Ms. PACE. That the volume is not going to grow, we would simply have to shrink back the labor force to the size that would support the volume. So when you are in the middle of what we call a cycle, which means a down and an up, you fully anticipate that the upturn will take care of what you have lost in the downturn.

But as I explained in my statement, we are not quite sure as we look at our volumes whether we simply have what we call a cycle, down and up, or whether some of the recovery is also being affected by the fact that advertisers are now taking a hard look at how they spend their money, and may not be advertising as much as they did in the past; that we do have competition in terms of alternative delivery, and we have to factor that in, and that may be affecting our long-term growth rate. So we must constantly keep that under study.

But the answer if the volumes don't go up, is simply to bring the organization back to the size that justifies the expected volume.

Chairman CLAY. But a successful automation program would mean that you would need fewer employees anyhow; is that correct?

Ms. PACE. Yes. The purpose of automation is to permit you to handle an increased volume of activity without necessarily adding more people. That is basically what you do it for to begin with. You don't start out by saying, you know, I am going to automate and lose all these people. In the process, that happens, because you do have attrition, you have people leaving, and so it isn't necessary then to replace those people.
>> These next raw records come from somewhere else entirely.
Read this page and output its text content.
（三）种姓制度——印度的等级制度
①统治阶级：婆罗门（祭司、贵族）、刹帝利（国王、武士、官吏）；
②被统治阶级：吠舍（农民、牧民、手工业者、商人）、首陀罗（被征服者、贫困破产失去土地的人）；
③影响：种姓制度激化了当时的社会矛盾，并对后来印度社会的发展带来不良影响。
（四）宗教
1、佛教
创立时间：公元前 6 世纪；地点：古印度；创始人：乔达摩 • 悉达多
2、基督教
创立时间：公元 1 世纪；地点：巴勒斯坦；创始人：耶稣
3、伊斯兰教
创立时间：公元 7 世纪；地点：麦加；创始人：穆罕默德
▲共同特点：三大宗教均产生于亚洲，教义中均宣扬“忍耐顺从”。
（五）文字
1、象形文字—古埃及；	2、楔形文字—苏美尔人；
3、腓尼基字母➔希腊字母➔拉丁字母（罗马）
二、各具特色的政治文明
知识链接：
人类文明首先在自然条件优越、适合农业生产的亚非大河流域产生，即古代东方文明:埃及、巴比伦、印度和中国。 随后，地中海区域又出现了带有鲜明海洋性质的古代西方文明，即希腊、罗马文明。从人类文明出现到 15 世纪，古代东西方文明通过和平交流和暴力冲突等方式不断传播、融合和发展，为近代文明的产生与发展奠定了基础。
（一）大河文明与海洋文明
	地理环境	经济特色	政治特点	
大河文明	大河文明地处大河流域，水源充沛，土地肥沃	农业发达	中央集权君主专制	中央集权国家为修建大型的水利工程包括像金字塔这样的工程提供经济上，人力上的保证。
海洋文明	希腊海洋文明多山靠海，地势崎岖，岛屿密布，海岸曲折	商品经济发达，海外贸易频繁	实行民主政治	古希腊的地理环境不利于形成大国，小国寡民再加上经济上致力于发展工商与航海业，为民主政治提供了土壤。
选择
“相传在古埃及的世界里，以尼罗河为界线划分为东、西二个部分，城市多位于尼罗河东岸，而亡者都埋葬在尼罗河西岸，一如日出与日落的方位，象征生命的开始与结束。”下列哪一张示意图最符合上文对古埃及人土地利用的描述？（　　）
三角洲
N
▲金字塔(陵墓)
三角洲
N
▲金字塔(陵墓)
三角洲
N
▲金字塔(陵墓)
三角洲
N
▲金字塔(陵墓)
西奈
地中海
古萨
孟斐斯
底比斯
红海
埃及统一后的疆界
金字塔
But even as you begin to study the effects of your automation, you may find that you don't need people here and you may need people there. It is a very, very involved process. I don't think there is a simple answer. And in almost every case, I have seen in the private sector where the promise was made that, if we make this investment in automation, we are going to reduce, our workforce complement by a certain amount, that there has been disappointment because it simply doesn't happen that rapidly.

So it does take time to adjust the processes to the new procedures. And I think we just need to have time to work that out.

Chairman Clay. When the Postal Service presented its plan for automation to this committee, they assured us that attrition would take care of the employees that would no longer be needed. Is that still the case?

Ms. PACE. Well, we would like to think that if the volume supports that kind of conclusion, it would be a correct one. But I am not sure that we can say that now. If our volumes don't come back aggressively, I think we would have to say that layoffs will be an option that we must have. And we are at that point where we are considering that matter very carefully.

Chairman Clay. So you have done some study in this area?

Ms. PACE. We are doing that now. We are looking at various ways to meet what we think would be the labor force complement that we will need in the future. This would include not simply layoffs, but we might have early retirement programs that we would offer. And so this is this combination might be some way to get our labor force complement to where we want it for the volumes that we project.

Chairman CLAY. Do you have any projected figures as to how many people might be affected?

Ms. Pace. Well, there are only about 150,000 people in the labor force, in our labor force that would lend themselves to layoffs. So it isn't the layoffs would affect everybody in the organization, but only about 150,000, and I couldn't tell you at this point how many would be affected.

Chairman Clay. Well, have you made any plans for the employees during a transitional period, the ones who are affected by automation?